Not your festival if: If you’re not down to camp, even on an air mattress in the temperate climate of Washington, then you won’t be able to handle Sasquatch. That being said, it’s probably the most comfortable camping experience possible if you prepare correctly.
Best set: I absolutely love Bon Iver, and that love stems in large part from their live show. With tattered white sheets hanging above the main stage, The Gorge echoed with Justin Vernon’s perfectly pitched falsetto and his band’s bellowing arrangement of horns, saxophone, two full drums kits, and, of course, the triangle (tasked at times by the very talented Reginald Pace). Though Jack White’s headlining set the night before was bewildering in its own right, it was Bon Iver that melted my soul as I sat in the grass.
Honorable Mention: Santigold, Jack White, The War on Drugs, The Head and the Heart, Girl Talk, Wild Flag (despite the wind)
Biggest disappointment: The sound at The Gorge can be breathtaking, but only the headliner’s sets fully showcased this capability. For the majority of the festival, the sound was barely passible — the worst sound came from the Yeti stage, which hosted bands such as Lord Huron, Active Child, Unknown Mortal Orchestra, and We Are Augustines. While Lord Huron themselves weren’t a disappointment, the loud buzz most likely caused by an overused cable was distracting to the point of (nearly) ruining their set. That sort of thing is really frustrating as a fan, especially given how important these festival appearances can be for smaller acts.

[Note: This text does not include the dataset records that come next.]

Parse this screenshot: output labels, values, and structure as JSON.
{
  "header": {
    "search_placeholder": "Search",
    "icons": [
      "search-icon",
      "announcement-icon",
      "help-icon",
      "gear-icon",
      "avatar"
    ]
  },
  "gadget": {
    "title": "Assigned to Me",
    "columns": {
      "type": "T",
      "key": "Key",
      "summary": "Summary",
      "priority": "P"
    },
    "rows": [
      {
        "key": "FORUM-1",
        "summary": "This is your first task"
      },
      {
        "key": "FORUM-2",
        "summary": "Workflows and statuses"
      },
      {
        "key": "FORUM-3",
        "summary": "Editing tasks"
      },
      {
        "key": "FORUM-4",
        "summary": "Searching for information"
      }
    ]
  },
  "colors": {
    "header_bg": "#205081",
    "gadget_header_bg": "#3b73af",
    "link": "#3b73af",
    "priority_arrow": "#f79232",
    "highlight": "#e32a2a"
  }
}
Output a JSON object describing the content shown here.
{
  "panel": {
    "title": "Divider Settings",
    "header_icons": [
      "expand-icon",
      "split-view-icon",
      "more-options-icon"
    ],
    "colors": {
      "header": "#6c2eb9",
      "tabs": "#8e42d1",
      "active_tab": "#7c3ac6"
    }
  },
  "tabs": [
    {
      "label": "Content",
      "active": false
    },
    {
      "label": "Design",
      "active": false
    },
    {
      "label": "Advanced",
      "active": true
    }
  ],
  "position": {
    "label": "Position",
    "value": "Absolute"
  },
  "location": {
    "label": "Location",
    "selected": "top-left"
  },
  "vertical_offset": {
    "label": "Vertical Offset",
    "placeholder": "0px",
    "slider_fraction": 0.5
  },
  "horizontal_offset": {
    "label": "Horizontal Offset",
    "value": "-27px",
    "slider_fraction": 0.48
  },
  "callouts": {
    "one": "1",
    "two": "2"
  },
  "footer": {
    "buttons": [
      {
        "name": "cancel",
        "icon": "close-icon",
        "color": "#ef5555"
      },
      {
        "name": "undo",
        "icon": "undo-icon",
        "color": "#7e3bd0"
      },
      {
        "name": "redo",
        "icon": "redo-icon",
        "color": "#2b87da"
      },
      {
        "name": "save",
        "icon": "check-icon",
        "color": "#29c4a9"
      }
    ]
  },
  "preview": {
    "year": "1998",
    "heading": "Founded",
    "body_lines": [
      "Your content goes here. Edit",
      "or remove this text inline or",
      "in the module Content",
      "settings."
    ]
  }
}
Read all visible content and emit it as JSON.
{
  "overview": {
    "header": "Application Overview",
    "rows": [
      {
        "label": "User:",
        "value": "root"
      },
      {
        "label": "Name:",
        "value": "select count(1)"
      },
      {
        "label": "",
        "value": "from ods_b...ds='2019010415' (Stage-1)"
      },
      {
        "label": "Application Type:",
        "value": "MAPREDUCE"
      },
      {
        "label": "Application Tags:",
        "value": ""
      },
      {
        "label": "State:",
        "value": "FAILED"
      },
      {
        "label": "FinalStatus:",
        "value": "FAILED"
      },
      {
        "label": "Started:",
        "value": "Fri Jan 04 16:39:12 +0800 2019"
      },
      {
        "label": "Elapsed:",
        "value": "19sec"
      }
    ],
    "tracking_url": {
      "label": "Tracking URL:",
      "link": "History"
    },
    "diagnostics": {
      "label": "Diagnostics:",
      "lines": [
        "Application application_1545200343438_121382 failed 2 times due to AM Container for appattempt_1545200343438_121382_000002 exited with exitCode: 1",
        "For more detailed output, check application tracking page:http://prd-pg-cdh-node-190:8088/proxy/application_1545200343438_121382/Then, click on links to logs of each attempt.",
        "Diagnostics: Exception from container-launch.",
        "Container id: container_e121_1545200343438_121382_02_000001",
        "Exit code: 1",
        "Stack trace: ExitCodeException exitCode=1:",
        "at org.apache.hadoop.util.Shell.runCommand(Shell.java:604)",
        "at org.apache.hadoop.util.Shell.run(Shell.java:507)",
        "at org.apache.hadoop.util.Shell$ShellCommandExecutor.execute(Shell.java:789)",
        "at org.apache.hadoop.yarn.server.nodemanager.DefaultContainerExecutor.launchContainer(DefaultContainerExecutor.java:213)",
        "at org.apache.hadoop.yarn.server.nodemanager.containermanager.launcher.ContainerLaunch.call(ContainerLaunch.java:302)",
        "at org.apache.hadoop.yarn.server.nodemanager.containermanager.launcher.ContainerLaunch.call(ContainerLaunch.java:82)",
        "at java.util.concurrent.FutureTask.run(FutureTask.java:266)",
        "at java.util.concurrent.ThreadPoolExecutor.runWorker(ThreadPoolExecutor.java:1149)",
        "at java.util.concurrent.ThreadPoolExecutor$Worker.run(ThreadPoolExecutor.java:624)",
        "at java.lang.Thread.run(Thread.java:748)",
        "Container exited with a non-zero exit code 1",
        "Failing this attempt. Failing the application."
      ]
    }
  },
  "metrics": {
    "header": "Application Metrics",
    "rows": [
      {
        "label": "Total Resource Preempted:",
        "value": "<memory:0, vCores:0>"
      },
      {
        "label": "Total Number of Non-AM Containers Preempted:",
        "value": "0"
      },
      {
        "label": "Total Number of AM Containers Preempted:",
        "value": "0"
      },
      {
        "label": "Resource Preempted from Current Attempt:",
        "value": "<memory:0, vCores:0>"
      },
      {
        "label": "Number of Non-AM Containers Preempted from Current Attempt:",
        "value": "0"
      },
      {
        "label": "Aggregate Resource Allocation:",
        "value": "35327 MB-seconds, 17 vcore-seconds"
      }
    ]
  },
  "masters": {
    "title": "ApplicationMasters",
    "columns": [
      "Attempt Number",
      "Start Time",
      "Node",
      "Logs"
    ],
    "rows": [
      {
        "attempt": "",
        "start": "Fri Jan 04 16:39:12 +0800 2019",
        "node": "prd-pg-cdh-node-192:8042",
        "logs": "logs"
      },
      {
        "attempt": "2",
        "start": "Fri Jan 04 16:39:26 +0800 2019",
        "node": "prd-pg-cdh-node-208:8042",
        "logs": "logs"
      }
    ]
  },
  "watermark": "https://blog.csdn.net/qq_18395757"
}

Tip of the hat: This one goes out to one artist and one maintenance team. I wasn’t quite sure how The War on Drugs would be in this setting, but their set at the Big Foot stage was fucking incredible. I tend to group them with Kurt Vile and the Violators given their previous collaborations, so after Kurt Vile disappointed me the day before, I was floored by The War on Drugs’ impeccable live performance that included many of my favorites off their 2011 album Slave Ambient.
I’m about to get TMI, so if you’re squeamish, stop reading. I need to tip my hat to the Honey Bucket team. Unlike when I attended the festival two years ago, they were 100% on top of their shit and even managed to quickly replenish the TP and hand sanitizer. Kudos.